South Korea this week will unveil a memorial for victims of North Korea’s 1983 bombing in Yangon, Myanmar, officials said Tuesday, in a new sign of progress in the two countries’ relations.
The 730 million won ($712,000) project was initiated last year on a 258-square-meter site at Aung San National Cemetery to commemorate 17 officials who were killed while accompanying then-President Chun Doo-hwan during his visit.
Foreign Minister Yun Byung-se plans to attend a launch ceremony on Friday along with the 23 members of the families of the victims and other officials, ministry spokesman Noh Kwang-il said.
“The statue was built to honor the deceased officials for their lofty sacrifices,” he said.
During his three-day visit, Yun will hold talks and sign an investment promotion and protection treaty with his Myanmar counterpart Wunna Maung Lwin. He is also scheduled for separate meetings with President Thein Sein and Shwe Mann, speaker of the Lower House of Parliament.

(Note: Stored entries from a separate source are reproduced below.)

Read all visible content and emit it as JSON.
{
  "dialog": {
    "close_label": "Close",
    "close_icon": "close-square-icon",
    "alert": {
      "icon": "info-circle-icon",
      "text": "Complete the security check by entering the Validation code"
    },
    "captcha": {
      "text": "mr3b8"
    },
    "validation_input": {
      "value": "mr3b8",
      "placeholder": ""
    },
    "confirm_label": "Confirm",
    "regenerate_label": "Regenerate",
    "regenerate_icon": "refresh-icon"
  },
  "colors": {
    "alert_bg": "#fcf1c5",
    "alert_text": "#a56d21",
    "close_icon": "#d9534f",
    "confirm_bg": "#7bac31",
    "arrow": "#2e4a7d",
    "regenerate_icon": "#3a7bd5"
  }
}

Seoul has been reengaging with Myanmar since its nominally civilian government undertook sweeping democratic and economic reforms in 2011, ending the long reign of the military junta. The two countries forged diplomatic ties in 1975.
They have been boosting cooperation on trade, energy, resources, infrastructure and development since former President Lee Myung-bak made a landmark trip to Naypyidaw in 2012.

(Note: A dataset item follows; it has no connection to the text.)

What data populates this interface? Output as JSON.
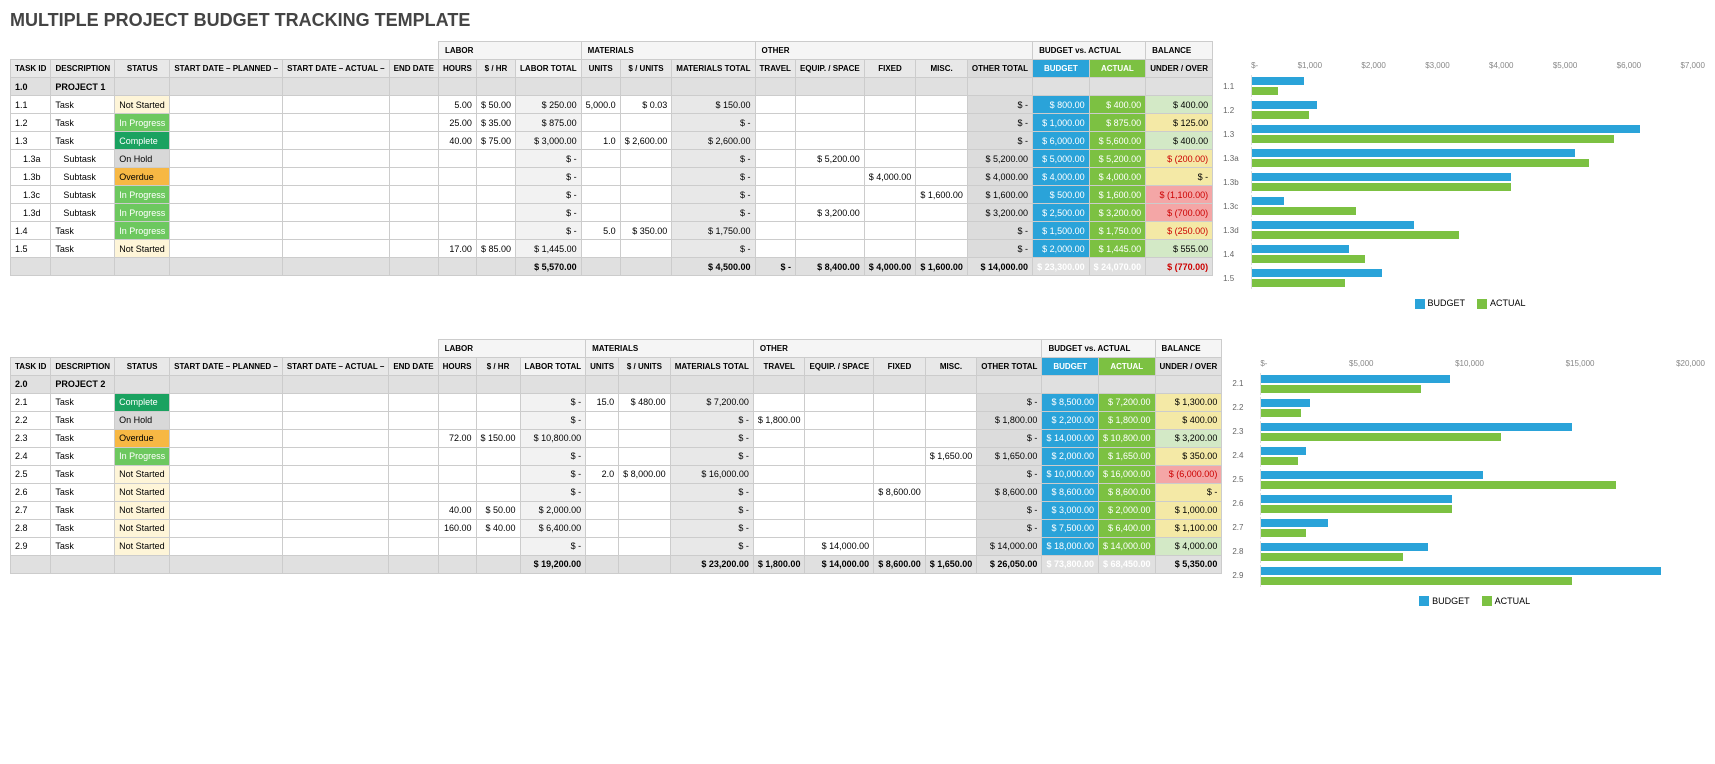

The Southeast Asian country, also known as Burma, had a close relationship with Pyongyang until ties were severed in the wake of the bombing terror. Their ties were restored in 2007.
The West has suspected arms trade and nuclear cooperation between the two countries during Myanmar’s ironfisted rule. But their covert partnership appears to have diminished amid its internal political reforms and western engagement.